Natürlich gibt es Missstände in Deutschland, keine Welt ist ohne Mängel. Und natürlich muss man sie benennen und auf Verbesserungen drängen. Klar. Aber gehören wirklich alle, die da klagen und jammern, zu den Betroffenen? Oder wollen sie ganz etwas anderes? Warum nimmt niemand die Vielen in den Blick, die auf der Gewinnerseite leben? Ging es Deutschland im Ganzen je besser als uns heute? Warum wird das soziale Problem immer nur bei den Schwachen gesehen? Die Einkommensverteilung ist ungerecht, das lässt sich nicht leugnen. Warum interessiert niemand die obere Seite? Unsere Straßen sind verstopft, sowohl mit fahrenden wie mit parkenden Autos. Nahezu jeder Erwachsene hat in Deutschland ein eigenes Auto. Und oft sind es die großen Karossen. „Armes Deutschland!“ – ist das Realität?

Warum nur interessiert sich die Öffentlichkeit nicht auch für die andere, doch wohl die größere Hälfte der deutschen Bevölkerung? Da ist doch offensichtlich das Geld, das unten fehlt – aber man schreit nur nach dem Staat, den man im Großen wie im Kleinen (MWST.) hintergeht.

Die Gehälter werden wieder und wieder prozentual erhöht; gerecht? Die Gutverdiener bekommen viel, die anderen wenig. Das kümmert anscheinend niemand. Von den exorbitanten Gehältern der Oberschicht, da spricht auch niemand. Kein Thema! Warum wohl? Stattdessen sucht und benennt man Menschengruppen, denen es – beispielhaft für ganz Deutschland – ach, so schlecht geht.

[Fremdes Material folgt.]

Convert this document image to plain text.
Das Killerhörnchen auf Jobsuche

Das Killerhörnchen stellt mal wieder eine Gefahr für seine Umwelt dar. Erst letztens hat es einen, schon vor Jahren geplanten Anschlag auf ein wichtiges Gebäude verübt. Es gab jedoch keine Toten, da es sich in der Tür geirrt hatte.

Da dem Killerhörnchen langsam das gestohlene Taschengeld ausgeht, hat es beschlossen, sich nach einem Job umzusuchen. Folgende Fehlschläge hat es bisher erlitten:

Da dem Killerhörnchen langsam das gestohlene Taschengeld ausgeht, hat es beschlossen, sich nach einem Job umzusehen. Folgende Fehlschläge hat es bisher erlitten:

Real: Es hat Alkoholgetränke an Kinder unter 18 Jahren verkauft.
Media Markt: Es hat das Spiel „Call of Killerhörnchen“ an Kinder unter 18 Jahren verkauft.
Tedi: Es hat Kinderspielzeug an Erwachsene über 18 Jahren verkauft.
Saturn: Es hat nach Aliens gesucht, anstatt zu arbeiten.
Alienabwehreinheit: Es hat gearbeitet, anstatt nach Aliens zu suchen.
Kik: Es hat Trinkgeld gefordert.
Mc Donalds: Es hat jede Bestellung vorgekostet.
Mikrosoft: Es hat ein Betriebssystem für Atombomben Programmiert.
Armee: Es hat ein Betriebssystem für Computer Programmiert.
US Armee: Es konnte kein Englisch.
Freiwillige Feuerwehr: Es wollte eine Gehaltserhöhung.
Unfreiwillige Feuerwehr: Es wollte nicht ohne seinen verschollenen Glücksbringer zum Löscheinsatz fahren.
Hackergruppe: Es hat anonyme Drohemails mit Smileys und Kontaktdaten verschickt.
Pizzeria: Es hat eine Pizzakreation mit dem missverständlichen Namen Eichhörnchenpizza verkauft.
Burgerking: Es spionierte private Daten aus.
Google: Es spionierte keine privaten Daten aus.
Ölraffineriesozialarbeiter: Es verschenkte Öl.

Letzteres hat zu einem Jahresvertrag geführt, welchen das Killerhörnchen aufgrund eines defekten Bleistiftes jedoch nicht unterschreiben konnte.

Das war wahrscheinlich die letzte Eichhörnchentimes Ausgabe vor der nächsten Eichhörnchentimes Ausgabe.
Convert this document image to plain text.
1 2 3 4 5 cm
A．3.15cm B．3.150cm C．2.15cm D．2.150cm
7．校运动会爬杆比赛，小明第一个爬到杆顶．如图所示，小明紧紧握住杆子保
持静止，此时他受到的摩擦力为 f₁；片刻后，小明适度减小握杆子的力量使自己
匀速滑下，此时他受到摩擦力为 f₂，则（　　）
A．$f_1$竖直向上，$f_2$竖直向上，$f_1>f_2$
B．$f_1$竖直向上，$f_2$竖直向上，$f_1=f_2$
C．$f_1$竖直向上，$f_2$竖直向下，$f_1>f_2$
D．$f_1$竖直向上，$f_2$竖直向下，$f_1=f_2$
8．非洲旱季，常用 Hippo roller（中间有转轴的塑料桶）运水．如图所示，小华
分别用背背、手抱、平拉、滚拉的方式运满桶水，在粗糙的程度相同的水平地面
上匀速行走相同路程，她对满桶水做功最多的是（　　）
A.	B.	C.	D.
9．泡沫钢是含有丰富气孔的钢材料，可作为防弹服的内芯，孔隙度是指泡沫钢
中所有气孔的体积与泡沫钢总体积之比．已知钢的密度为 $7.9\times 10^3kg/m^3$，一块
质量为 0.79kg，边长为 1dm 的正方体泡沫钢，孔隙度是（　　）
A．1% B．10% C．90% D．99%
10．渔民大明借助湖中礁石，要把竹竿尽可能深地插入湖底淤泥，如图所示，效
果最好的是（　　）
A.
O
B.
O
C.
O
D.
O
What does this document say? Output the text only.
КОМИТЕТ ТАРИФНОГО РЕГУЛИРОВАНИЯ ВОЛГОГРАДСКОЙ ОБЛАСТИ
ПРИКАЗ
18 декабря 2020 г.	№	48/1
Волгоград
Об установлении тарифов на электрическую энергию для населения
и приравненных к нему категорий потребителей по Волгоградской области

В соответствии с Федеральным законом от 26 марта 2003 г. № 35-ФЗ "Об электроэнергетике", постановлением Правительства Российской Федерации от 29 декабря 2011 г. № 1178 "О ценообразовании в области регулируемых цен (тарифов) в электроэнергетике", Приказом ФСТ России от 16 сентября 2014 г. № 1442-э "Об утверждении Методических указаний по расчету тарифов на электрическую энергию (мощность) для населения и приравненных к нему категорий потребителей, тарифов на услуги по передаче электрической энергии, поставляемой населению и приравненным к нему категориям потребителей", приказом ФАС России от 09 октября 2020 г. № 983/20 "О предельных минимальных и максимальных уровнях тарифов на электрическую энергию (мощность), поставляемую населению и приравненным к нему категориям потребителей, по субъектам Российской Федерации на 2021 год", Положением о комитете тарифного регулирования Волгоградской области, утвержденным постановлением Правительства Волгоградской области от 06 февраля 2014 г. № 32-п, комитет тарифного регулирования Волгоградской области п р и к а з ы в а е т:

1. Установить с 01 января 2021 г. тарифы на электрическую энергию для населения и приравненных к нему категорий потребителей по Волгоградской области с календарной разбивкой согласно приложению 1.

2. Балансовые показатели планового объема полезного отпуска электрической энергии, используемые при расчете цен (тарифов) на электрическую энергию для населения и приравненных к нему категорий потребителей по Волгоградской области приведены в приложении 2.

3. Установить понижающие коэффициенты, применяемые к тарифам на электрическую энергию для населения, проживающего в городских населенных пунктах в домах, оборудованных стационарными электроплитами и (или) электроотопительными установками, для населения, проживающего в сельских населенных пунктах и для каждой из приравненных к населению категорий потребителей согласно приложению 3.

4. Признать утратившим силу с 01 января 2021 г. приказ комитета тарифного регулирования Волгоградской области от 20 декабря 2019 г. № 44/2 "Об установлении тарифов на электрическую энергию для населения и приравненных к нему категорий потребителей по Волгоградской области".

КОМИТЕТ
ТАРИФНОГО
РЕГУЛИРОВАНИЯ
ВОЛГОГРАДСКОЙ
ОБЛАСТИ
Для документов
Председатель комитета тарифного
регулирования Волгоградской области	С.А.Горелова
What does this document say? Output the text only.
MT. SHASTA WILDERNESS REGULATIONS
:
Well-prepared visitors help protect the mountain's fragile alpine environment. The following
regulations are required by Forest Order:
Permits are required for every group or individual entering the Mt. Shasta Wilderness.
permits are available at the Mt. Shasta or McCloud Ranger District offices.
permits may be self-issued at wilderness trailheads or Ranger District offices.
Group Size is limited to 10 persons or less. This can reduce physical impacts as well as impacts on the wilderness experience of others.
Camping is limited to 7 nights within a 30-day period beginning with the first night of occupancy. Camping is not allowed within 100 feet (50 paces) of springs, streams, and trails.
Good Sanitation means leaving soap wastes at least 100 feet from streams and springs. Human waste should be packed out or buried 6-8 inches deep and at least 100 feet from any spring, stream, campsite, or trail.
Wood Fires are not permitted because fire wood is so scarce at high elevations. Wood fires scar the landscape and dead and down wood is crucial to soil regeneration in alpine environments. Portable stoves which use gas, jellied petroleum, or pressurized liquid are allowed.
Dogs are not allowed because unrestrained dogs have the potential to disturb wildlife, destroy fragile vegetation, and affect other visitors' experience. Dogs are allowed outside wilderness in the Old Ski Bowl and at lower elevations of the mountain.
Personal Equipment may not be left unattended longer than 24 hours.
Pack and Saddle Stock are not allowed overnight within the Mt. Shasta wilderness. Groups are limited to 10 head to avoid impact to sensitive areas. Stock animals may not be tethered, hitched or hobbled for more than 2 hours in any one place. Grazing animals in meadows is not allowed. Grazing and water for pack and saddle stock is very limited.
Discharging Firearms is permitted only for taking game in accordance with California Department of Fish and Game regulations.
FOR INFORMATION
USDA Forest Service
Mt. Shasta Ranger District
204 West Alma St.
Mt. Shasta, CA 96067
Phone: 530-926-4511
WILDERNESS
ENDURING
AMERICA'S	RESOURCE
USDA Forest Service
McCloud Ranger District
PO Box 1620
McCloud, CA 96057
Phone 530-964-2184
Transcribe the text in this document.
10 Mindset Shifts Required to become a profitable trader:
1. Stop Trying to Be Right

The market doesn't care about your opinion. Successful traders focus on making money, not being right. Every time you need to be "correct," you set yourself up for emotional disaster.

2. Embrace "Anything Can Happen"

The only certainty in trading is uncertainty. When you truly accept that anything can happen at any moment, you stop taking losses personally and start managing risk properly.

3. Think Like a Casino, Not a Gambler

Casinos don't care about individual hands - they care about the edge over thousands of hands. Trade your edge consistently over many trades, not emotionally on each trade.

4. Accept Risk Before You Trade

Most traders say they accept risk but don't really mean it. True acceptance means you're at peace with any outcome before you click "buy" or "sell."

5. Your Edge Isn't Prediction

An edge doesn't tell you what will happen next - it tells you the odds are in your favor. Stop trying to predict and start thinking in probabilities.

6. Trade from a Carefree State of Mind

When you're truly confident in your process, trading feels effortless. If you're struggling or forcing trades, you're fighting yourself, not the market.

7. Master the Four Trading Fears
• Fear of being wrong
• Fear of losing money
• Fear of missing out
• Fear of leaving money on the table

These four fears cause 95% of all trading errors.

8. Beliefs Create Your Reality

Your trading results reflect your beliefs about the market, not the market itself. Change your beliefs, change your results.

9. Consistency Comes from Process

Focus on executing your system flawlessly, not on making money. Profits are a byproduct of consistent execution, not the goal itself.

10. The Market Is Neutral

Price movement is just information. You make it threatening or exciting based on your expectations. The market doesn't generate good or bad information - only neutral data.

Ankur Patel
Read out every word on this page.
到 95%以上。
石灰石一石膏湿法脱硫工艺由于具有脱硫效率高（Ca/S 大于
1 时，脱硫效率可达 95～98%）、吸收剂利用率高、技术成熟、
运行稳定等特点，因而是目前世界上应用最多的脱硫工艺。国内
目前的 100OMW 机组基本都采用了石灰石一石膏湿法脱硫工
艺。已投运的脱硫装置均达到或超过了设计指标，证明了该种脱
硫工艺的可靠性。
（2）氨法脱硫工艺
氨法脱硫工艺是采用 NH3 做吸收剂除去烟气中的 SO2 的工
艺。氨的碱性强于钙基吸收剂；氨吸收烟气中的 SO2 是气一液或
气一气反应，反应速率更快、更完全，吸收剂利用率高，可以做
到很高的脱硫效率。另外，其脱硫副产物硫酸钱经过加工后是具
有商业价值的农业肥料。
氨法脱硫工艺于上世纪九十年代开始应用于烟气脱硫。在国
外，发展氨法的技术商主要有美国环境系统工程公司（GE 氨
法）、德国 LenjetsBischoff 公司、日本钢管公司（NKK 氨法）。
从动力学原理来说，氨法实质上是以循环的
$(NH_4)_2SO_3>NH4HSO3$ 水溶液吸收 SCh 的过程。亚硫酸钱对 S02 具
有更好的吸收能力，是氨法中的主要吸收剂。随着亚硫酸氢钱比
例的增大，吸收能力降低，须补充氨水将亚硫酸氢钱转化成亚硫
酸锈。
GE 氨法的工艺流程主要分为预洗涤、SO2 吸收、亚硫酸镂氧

Macht sich mal jemand klar, was das bezwecken soll? Mir fällt kein anderer Zweck ein, als allgemeine Verunsicherung. Denn es ist doch einsichtig, dass ein Staat nicht alle Mängel beheben kann. Und: Ablenkung. Und ganz gerecht – da sollten wir uns nichts vormachen – wird es nie sein auf dieser Erde. Schon gar nicht, solange die Wohlbestallten – und damit meine ich die Mehrzahl der Bevölkerung – nur auf ihren eigenen Vorteil sieht. Und: Unzufriedenheit schafft nirgends Gerechtigkeit. Im Gegenteil, sie schafft Gewaltbereitschaft; und was schafft die? Nichts als hörige Extremisten. Die versprechen zwar alles, aber in der Realität haben sie noch nirgends etwas anderes geschaffen als unterdrückerische Regime. Weiß jemand ein Gegenbeispiel? Deutschland unter NS-Herrschaft? Russland heute? China heute? Die arabischen Staaten?

Vielleicht sollten wir – bei aller berechtigter Kritik – froh, ja stolz auf unseren heutigen deutschen Staat sein; er steht weltweit – trotz mancher Mängel - gut da. Wer von paradiesischen Zuständen – „alles ist gut“ – träumt, der sollte ein „Träumer“ heißen – und den Mund halten.